Aigle a le cœur lourd

L’incendie n’a fait aucun blessé, mais 35 personnes et deux établissements comptent parmi les sinistrés.  | L. Menétrey

Incendie
Une semaine après le feu du 3 août, le centre historique porte les stigmates du sinistre. Commerçants et habitants touchés font face aux pertes, lourdes démarches administratives et inquiétudes pour l’avenir.

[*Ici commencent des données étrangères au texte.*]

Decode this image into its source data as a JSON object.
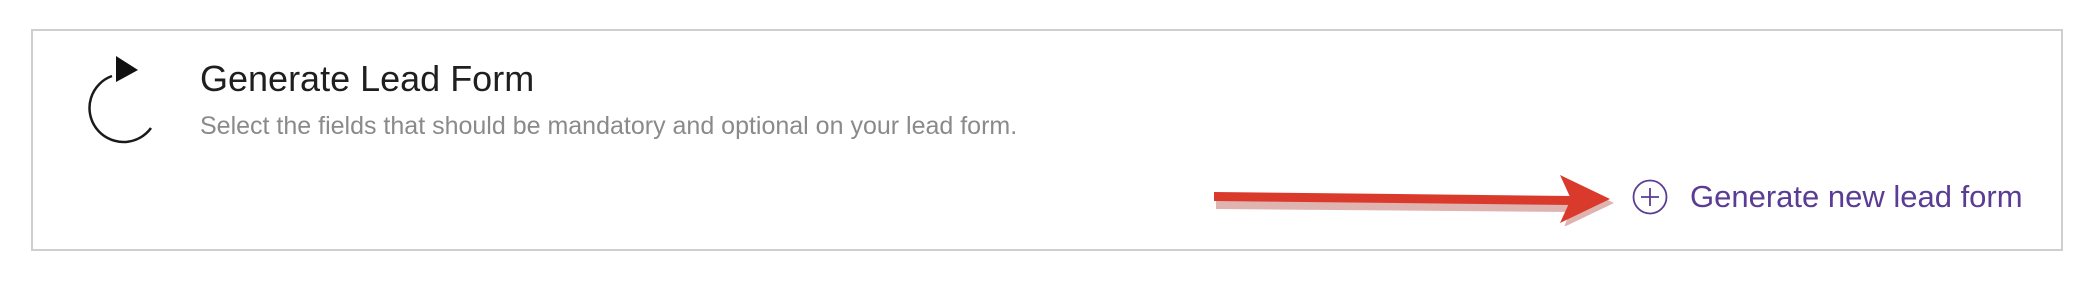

Cinq jours après, le périmètre est toujours bouclé à la rue de Bourg et du Molage. Des barrières entourent les six bâtiments qui ont été pris par les flammes le lundi 3 août. Ce vendredi matin, sur les façades, la suie recouvre encore les étages supérieurs et les toitures disparues témoignent de la violence du sinistre. Pour les habitants du quartier, le spectacle est difficile à regarder. Une Aiglonne peine à voir le nouveau visage du centre historique. «Ça fait mal au cœur. On voit tous les incendies à la télévision, et là, c’est sous nos yeux», soupire-t-elle. Une autre habitante a suivi le sinistre depuis sa chambre. «J’ai senti une odeur de brûlé. J’ai vu les flammes partir du jardin du bâtiment d’en face, c’était terrible», souffle la seniore de la rue parallèle à celle de Bourg. Malgré les fenêtres fermées, elle raconte avoir toussé durant deux jours. 

Au pied de son bâtiment, ou du moins de ce qu’il en reste, Alfred Marcel Bossart accuse le coup. «Comme si je n’avais pas déjà assez de problèmes», souffle l’octogénaire. Ce propriétaire d’un des six bâtiments était cette nuit-là dans son logement, situé en face. «J’ai été aux toilettes et j’ai entendu des cris. C’est là que j’ai vu les flammes.» Il raconte avoir crié: «Ma maison brûle, sauvez-la!» Malgré l’intervention des pompiers, la violence et la rapidité de propagation du feu ont eu raison du bâtiment. Depuis sa fenêtre de toit, il a assisté, impuissant, à l’embrasement de sa propriété.

Pour l’heure, la Police cantonale privilégie la piste d’un départ de feu dans un cabanon de jardin. L’enquête suit son cours. 

Commerçants inquiets pour la suite

Sur les six bâtiments, deux établissements sont concernés: le restaurant café des Alpes et le bar Le Calembour. Ils sont tous deux fermés pour une durée indéterminée. Devant son établissement, le gérant du café des Alpes est en pleine paperasse entre la gérance et l’assurance incendie. Pour l’heure, il ne souhaite pas s’exprimer sur la situation, tout comme les tenants du Calembour.

À quelques pas de là, la pizzeria située en face a, elle, été épargnée. Ce midi, elle accueille des clients sur sa terrasse, à quelques mètres seulement du périmètre sinistré. Au coin de la rue, le tenancier du kiosque revient sur les conséquences immédiates de l’incendie. La coupure d’électricité l’a contraint à fermer son commerce durant toute la journée du lundi. «C’est une perte. Les frigos et congélateurs se sont éteints, nous avons donc dû jeter des aliments.» Depuis, il constate également une baisse de la clientèle.

Encore une famille sans toit

De son côté, la Commune a offert un logement d’urgence en prenant en charge trois nuits d’hôtel pour les sinistrés. Désormais, ces derniers doivent trouver une solution de relogement. La Commune appelle les gérances à faire preuve de «souplesse, de bon sens et d’humanité», afin de faciliter au maximum le relogement des personnes sinistrées, certaines ayant perdu leurs documents administratifs dans les flammes. C’est le cas d’une famille avec quatre enfants qui est toujours en recherche de logement, quelques jours avant la rentrée scolaire. Amanda Krasniqi, la mère, se démène tant bien que mal pour trouver un appartement, mais se heurte aux procédures des gérances. «Elles nous disent de suivre les protocoles, mais c’est une urgence», déplore-t-elle. Pour leur venir en aide, une cagnotte a recueilli 1’700 frs. De quoi répondre aux besoins immédiats, en attendant les remboursements des assurances, qui peuvent prendre davantage de temps. La Commune, quant à elle, «se charge de mettre en relation les personnes offrant leur aide (repas, vêtements, meubles, logements) et les personnes victimes du sinistre».